Passengers suffered delays on several of London’s most important Olympic routes after a series of problems hit the transport network just a few days before the games begin.

The Jubilee line, which connects Stratford to Canary Wharf and central London, and predicted to the busiest route of all, was subject to lengthy delays during rush hour owing to a fault with the protective doors at North Greenwich Station, the stop for the O2 arena.

The Docklands Light Railway was also delayed after signalling problems in east London at Canning Town.

A signal failure at Canonbury in north London also affected the London Overground Network which connects Stratford in east London with Richmond in the far west.

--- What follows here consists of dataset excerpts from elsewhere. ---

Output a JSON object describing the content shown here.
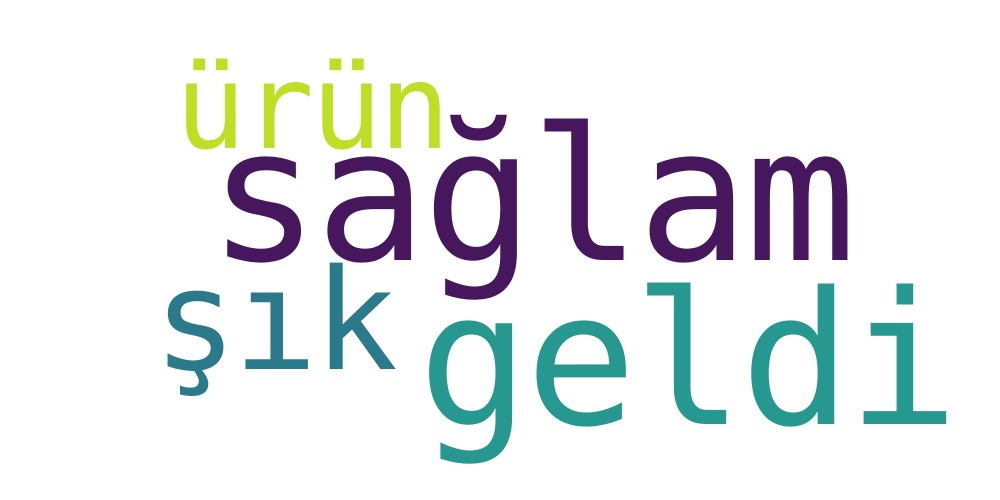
{
  "words": [
    {
      "text": "sağlam",
      "color": "#47175e"
    },
    {
      "text": "ürün",
      "color": "#bddf26"
    },
    {
      "text": "şık",
      "color": "#2b7a8c"
    },
    {
      "text": "geldi",
      "color": "#26988f"
    }
  ]
}
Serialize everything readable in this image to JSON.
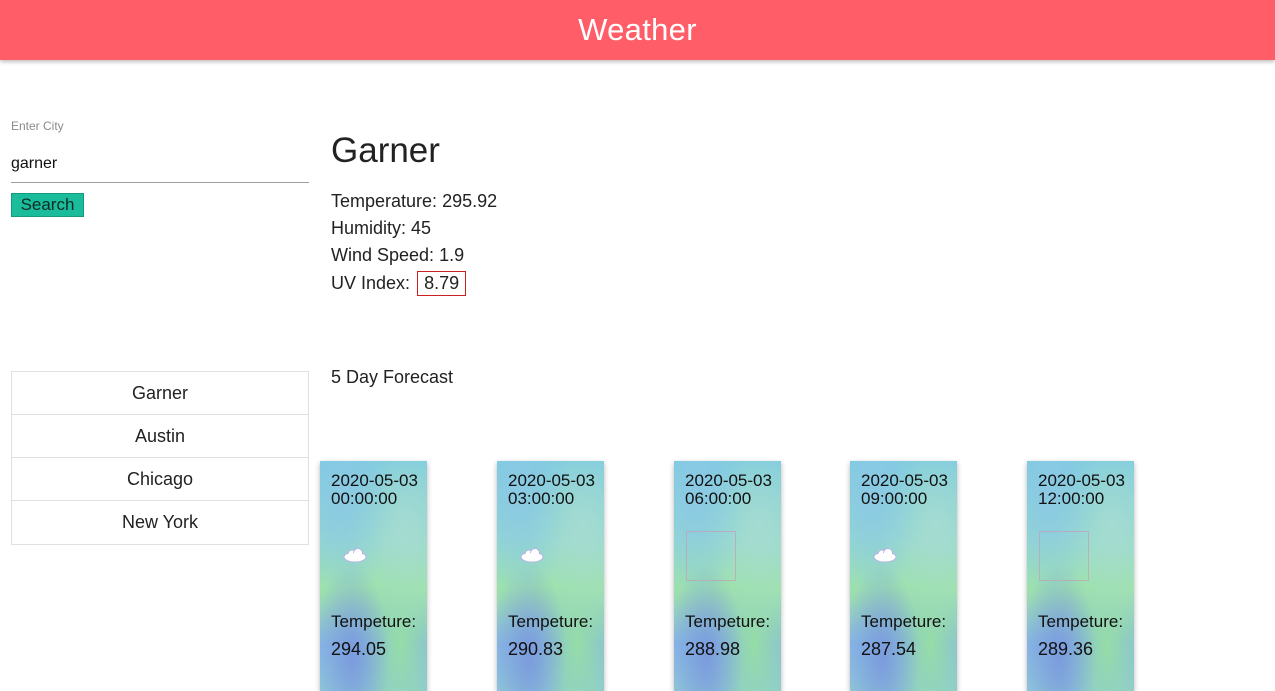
{
  "header": {
    "title": "Weather"
  },
  "search": {
    "label": "Enter City",
    "value": "garner",
    "button_label": "Search"
  },
  "history": [
    {
      "label": "Garner"
    },
    {
      "label": "Austin"
    },
    {
      "label": "Chicago"
    },
    {
      "label": "New York"
    }
  ],
  "current": {
    "city": "Garner",
    "temperature_label": "Temperature:",
    "temperature": "295.92",
    "humidity_label": "Humidity:",
    "humidity": "45",
    "wind_label": "Wind Speed:",
    "wind": "1.9",
    "uv_label": "UV Index:",
    "uv": "8.79"
  },
  "forecast": {
    "title": "5 Day Forecast",
    "temp_label": "Tempeture:",
    "cards": [
      {
        "date": "2020-05-03 00:00:00",
        "temp": "294.05",
        "icon": "cloud-icon"
      },
      {
        "date": "2020-05-03 03:00:00",
        "temp": "290.83",
        "icon": "cloud-icon"
      },
      {
        "date": "2020-05-03 06:00:00",
        "temp": "288.98",
        "icon": "missing-image-icon"
      },
      {
        "date": "2020-05-03 09:00:00",
        "temp": "287.54",
        "icon": "cloud-icon"
      },
      {
        "date": "2020-05-03 12:00:00",
        "temp": "289.36",
        "icon": "missing-image-icon"
      }
    ]
  },
  "colors": {
    "header": "#ff5e69",
    "search_button": "#1abc9c",
    "uv_border": "#cc1f1f"
  }
}
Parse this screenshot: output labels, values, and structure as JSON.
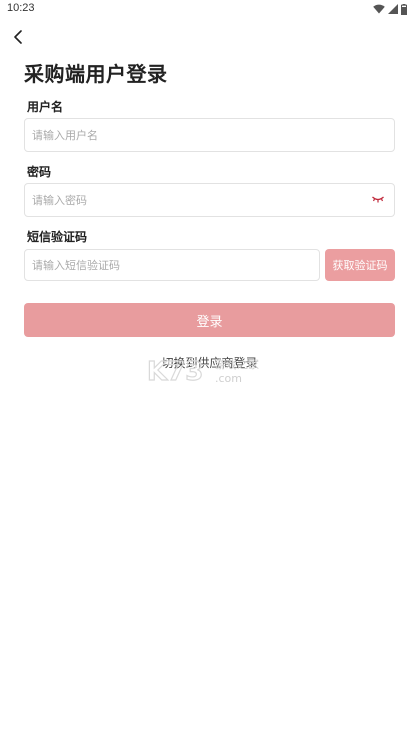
{
  "status_bar": {
    "time": "10:23",
    "icons": [
      "wifi-icon",
      "signal-icon",
      "battery-icon"
    ]
  },
  "header": {
    "back_icon": "chevron-left-icon",
    "title": "采购端用户登录"
  },
  "form": {
    "username": {
      "label": "用户名",
      "placeholder": "请输入用户名",
      "value": ""
    },
    "password": {
      "label": "密码",
      "placeholder": "请输入密码",
      "value": "",
      "toggle_icon": "eye-closed-icon"
    },
    "sms_code": {
      "label": "短信验证码",
      "placeholder": "请输入短信验证码",
      "value": "",
      "button_label": "获取验证码"
    }
  },
  "login_button": {
    "label": "登录"
  },
  "switch_link": {
    "label": "切换到供应商登录"
  },
  "watermark": {
    "text": "K73",
    "sub": "游戏之家",
    "domain": ".com"
  },
  "colors": {
    "accent": "#e89c9e",
    "sms_button": "#eb9ea0",
    "eye_icon": "#c0283a",
    "input_border": "#e2e2e2"
  }
}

Almost the entire service was affected.

The Underground's Central line was also suspended westbound between from Liverpool Street and White City - an area spanning central London in its entirety - due to a person under a train.

The problems were no more severe than might affect London’s underground network on any given morning, but games organisers and transport officials have put serious investment into improving services in time for the games. They know that the network will find it very difficult to cope with the extra influx of passengers, and even the most minor set back may have serious implications for getting ticket holders to events and commuters to work on time.

Sports Minister Hugh Robertson said: “We think that the drop off in commuter numbers that comes with school holidays is more than the uptake we expect to see from the games, but we know transport is a major challenge. But can I assure you that we think we have done everything possible to make it work? Yes I can.”

On the roads, delays of up to ninety minutes were occuring on the M40 coming into London from Oxfordshire and the Midlands, a consequence of the first road restrictions coming into place on the A40 in west London.

Other restrictions on the A12 and A13 in east London led to delays of up to two hours.

All of the “games lanes” for the use solely of Olympic traffic come into force on Wednesday.

Transport for London have long acknowledged that even if everything goes according to their plans, and there are no signal failures, no defective trains, and no malfunction of any kind - a situation that is highly unlikely - there will still be thirty minute waits to board tube trains at particular “hotspots”, like London Bridge, at the busiest times on the busiest days of the games.